Though, I still do not agree it being bottlenecked by memory, as despite doing a very wide variety of tests, I couldn't see any signs of the original code being bound by memory speed. Meanwhile it kept showing clear signs of being CPU-bound.
There can be many reasons. And since the reason[s] can be very hardware-dependent, I decided I shouldn't speculate based on guesses.
Just going to outline these things I encountered during later testing, where I used a much more accurate and reliable CPU time measuring method and looping-the-loop 1000 times. I believe this information could be of help. But please take it with a grain of salt, as it's hardware dependent.
When using instructions from the SSE family, vectorized code I got was over 10% faster vs. non-vectorized code.
Vectorized code using SSE-family and vectorized code using AVX ran more or less with the same performance.
When using AVX instructions, non-vectorized code ran the fastest - 25% or more faster than every other thing I tried.
Results scaled linearly with CPU clock in all cases.
Results were hardly affected by memory clock.
Results were considerably affected by memory latency - much more than memory clock, but not nearly as much as CPU clock affected the results.
WRT Mystical's example of running nearly 1 iteration per clock - I didn't expect the CPU scheduler to be that efficient and was assuming 1 iteration every 1.5-2 clock ticks. But to my surprise, that is not the case; I sure was wrong, sorry about that. My own CPU ran it even more efficiently - 1.048 cycles/iteration.
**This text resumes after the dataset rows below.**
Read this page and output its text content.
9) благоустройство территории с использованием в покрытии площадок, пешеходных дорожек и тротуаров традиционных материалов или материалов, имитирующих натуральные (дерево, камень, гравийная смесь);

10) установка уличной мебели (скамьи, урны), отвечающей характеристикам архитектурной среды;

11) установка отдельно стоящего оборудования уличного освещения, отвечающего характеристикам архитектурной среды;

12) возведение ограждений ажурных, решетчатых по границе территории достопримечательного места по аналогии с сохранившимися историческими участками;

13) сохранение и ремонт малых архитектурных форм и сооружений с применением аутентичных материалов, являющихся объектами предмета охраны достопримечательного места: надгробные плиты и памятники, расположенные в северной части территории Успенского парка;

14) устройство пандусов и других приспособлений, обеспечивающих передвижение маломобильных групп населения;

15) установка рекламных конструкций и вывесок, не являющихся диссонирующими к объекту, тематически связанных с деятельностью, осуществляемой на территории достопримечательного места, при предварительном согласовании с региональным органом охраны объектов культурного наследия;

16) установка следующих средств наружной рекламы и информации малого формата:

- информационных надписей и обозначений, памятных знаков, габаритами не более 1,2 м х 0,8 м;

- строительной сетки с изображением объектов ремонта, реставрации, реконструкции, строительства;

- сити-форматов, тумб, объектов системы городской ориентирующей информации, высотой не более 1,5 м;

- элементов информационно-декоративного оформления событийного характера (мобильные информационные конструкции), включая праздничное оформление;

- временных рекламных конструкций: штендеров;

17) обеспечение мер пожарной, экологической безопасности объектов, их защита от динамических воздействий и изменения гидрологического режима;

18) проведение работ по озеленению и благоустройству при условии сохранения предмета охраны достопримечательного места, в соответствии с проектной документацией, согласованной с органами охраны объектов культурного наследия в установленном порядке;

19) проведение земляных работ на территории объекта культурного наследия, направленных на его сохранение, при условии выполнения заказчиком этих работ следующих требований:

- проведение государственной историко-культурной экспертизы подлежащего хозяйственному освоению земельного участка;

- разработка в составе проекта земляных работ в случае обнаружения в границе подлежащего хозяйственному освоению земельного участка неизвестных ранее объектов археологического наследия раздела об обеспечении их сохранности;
So I can attest to this part of Mystical's answer to be definitely right.

Just in case a[] b[] and c[] are fighting for the L2 cache ::
#include <string.h> /* for memcpy */
...
gettimeofday(&stTime, NULL);
for(k = 0; k < LEN; k += 4) {
double a4[4], b4[4], c4[4];
memcpy(a4,a+k, sizeof a4);
memcpy(b4,b+k, sizeof b4);
c4[0] = a4[0] * b4[0];
c4[1] = a4[1] * b4[1];
c4[2] = a4[2] * b4[2];
c4[3] = a4[3] * b4[3];
memcpy(c+k,c4, sizeof c4);
}
gettimeofday(&endTime, NULL);
Reduces the running time from 98429.000000 to 67213.000000;
unrolling the loop 8-fold reduces it to 57157.000000 here.